Title updade didn't work, so thread moved here: http://www.bcaquaria.com/forum/showthread.php?p=5703#post5703

sorry for inconvenience


----------



## Death's Sting (Apr 21, 2010)

Great video!


----------



## Victor (Apr 21, 2010)

wow that looks amazing when all the tinfoil barbs and swimming together.


----------



## hondas3000 (Apr 22, 2010)

The tank look so peaceful and happy, you should keep them its really look great with the setup.


----------



## Discus (Apr 23, 2010)

pmed plz condsider spliting them up


----------



## Smiladon (Apr 23, 2010)

hondas3000 said:


> The tank look so peaceful and happy, you should keep them its really look great with the setup.


I really didn't want to sell them, but as I mentioned, they got bigger and they dont fit in the 125G tank anymore, so I had to move them to 155G.

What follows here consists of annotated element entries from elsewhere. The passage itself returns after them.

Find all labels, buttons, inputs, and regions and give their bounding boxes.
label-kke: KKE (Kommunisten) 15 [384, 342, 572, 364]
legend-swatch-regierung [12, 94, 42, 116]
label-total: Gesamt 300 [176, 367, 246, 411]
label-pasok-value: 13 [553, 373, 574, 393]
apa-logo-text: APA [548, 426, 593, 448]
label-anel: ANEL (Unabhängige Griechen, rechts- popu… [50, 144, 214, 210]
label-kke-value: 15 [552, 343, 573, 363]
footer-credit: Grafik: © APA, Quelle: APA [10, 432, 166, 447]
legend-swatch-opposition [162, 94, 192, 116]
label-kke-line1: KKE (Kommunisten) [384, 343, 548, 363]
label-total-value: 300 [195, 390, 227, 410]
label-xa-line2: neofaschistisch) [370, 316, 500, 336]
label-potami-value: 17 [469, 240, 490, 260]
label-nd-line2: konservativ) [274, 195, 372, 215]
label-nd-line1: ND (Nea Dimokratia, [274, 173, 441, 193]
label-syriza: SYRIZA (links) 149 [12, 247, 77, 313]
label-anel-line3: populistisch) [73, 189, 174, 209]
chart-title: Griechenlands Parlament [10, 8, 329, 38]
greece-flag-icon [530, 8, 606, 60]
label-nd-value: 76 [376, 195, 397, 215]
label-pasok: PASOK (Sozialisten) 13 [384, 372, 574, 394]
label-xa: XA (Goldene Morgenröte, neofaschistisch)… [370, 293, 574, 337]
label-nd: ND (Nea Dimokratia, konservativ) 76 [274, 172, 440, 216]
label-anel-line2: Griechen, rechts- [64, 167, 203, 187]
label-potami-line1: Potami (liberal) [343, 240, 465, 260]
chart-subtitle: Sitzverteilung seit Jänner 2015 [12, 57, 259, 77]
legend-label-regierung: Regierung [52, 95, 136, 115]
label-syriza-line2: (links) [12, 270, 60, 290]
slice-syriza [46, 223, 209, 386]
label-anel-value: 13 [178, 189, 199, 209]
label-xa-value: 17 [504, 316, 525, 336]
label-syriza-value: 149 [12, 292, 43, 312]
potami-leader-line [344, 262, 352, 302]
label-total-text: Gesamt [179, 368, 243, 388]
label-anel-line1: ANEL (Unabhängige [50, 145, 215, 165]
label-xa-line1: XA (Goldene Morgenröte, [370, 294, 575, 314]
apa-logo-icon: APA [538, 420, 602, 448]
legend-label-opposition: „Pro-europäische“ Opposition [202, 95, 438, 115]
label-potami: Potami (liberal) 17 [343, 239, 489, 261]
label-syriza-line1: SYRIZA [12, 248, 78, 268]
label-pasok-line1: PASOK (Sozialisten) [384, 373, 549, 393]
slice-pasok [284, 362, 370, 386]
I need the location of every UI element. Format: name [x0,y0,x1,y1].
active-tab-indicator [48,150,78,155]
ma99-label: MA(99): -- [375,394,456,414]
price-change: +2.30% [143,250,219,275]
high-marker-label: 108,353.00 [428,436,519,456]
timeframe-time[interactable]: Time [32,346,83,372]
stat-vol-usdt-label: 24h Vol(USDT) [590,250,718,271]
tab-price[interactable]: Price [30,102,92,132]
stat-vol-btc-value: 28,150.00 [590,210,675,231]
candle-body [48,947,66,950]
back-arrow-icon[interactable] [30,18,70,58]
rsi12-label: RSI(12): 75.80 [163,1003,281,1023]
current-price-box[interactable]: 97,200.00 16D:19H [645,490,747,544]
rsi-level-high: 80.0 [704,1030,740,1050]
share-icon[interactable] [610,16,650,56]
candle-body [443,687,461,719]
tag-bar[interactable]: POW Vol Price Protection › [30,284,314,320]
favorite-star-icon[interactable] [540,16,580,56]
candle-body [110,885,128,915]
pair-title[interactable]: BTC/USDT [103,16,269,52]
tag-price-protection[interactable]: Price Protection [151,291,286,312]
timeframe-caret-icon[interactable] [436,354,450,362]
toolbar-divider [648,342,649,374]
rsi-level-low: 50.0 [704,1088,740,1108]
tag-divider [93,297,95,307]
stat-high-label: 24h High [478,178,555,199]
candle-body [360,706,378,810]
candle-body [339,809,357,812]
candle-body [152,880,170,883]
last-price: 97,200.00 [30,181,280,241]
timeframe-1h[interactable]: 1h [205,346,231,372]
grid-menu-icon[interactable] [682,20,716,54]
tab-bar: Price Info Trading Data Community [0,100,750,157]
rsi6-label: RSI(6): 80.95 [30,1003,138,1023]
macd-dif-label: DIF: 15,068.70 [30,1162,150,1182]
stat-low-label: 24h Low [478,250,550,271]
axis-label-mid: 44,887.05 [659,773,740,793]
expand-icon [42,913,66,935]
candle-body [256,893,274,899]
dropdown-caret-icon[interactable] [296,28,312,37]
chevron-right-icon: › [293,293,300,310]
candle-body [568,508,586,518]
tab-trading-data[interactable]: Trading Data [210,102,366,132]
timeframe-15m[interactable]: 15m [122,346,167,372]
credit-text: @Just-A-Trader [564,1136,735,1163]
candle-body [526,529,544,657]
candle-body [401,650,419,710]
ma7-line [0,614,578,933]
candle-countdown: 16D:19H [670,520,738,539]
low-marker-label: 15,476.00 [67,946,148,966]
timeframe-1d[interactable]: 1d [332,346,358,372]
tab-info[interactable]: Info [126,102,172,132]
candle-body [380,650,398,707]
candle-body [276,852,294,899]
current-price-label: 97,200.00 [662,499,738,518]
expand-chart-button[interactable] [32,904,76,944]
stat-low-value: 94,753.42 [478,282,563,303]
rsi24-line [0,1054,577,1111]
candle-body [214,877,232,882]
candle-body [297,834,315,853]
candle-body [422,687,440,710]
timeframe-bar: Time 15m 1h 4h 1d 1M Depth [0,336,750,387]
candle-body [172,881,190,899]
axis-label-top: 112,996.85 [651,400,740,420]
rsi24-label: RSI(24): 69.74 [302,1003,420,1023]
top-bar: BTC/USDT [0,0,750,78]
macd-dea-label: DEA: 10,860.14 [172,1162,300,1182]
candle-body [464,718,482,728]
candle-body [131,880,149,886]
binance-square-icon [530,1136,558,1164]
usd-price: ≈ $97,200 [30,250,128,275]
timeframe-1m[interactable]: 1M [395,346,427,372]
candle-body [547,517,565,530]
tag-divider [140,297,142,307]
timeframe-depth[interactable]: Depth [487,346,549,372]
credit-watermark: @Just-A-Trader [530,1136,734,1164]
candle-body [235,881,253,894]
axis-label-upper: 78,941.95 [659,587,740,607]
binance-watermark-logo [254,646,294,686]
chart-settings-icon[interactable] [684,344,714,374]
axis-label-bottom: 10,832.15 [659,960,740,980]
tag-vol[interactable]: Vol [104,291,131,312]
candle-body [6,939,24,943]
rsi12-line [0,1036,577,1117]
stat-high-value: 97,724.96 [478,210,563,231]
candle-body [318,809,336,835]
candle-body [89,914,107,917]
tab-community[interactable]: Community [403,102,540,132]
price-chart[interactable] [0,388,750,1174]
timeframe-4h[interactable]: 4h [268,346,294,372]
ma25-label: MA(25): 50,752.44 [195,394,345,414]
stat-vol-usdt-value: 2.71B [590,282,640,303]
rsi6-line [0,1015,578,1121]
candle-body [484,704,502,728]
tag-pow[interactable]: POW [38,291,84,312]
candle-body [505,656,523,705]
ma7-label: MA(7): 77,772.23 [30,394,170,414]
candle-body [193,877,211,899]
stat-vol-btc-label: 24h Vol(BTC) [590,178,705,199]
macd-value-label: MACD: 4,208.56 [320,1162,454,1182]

I am only going to sell them as a group, which means low chance of someone taking it from me, which is a good thing. lol

Its really hard to let them go.


----------



## Smiladon (Apr 23, 2010)

Discus said:


> pmed plz condsider spliting them up


sorry, selling as group only. look at PM for details.


----------



## Smiladon (Apr 23, 2010)

oh ya, they weigh more than a pound each.

Anyone who wants to buy should bring their own big buckets. ty


----------



## Smiladon (Apr 23, 2010)

BUMPity bump


----------



## Smiladon (Apr 23, 2010)

bump bump bump


----------



## DDman (Apr 21, 2010)

Too bad, sale only in group.


----------



## Smiladon (Apr 23, 2010)

DDman said:


> Too bad, sale only in group.


I know...its a little hard for me to sell them still...I guess if no one here can house the whole group, then I will have to split them up.

If anyone wants to buy separate, PM me. If enough people are interested then I can split them up


----------